Тимара вздохнула, глядя ему вслед. Его неизменная жизнерадостность и бодрость духа утомляли ее почти так же сильно, как и поддерживали. С досадой вздохнув, она принялась раскладывать по местам снаряжение, раскиданное Рапскалем по дну лодки. Перепаковав свои вещи так, чтобы одеяло и посуда оказались сверху, она отправилась вслед за товарищем. Костер сложили с подветренной стороны бревна, так что оно и горело само, и защищало огонь, и отражало жар. Язычки пламени уже начали расцветать. Рапскаль изрядно наловчился разводить костры и никогда не уставал от этой работы. Кисет со всем необходимым неизменно висел у него на шее. Бесконечная мелкая морось шипела, соприкасаясь с огнем.
– Устала? – донесся из темноты слева негромкий голос Татса.
– Еще как, – отозвалась она. – Это путешествие вообще когда-нибудь закончится? Я уже забыла, как это – ночевать в одном месте больше пары ночей подряд.
– Это еще не самое худшее.

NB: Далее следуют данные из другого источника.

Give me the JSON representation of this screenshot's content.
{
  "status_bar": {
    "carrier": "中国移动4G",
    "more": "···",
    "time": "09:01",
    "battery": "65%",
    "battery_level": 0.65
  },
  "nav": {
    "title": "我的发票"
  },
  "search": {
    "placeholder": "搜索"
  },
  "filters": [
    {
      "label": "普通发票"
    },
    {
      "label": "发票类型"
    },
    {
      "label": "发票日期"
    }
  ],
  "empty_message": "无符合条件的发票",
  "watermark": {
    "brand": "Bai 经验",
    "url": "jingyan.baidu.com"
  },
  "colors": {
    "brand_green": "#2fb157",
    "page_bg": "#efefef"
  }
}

А вот как только мы доберемся туда, куда стремятся драконы, нам придется поворачивать и возвращаться обратно, вниз по реке.
Тимара на миг застыла.
– Ты бросишь свою драконицу? – тихонько прошептала она.
Девушка так до сих пор и не помирилась с Синтарой и вспоминала о ней с горечью. Тимара заботилась о драконице, как и прежде, чистила шкуру и добывала для нее еду, но разговаривали они мало. И тем разительнее воспринимались эти перемены, когда Тимара видела, с какой нежностью относятся друг к другу некоторые драконы и хранители. Татс с Фенте были очень близки. Во всяком случае, так казалось Тимаре.
Татс накрыл ладонями ее плечи и легонько сжал.
– Не знаю. Думаю, это много от чего зависит. Иногда мне кажется, что я ей нужен, что она даже привязана ко мне. А иногда, ну…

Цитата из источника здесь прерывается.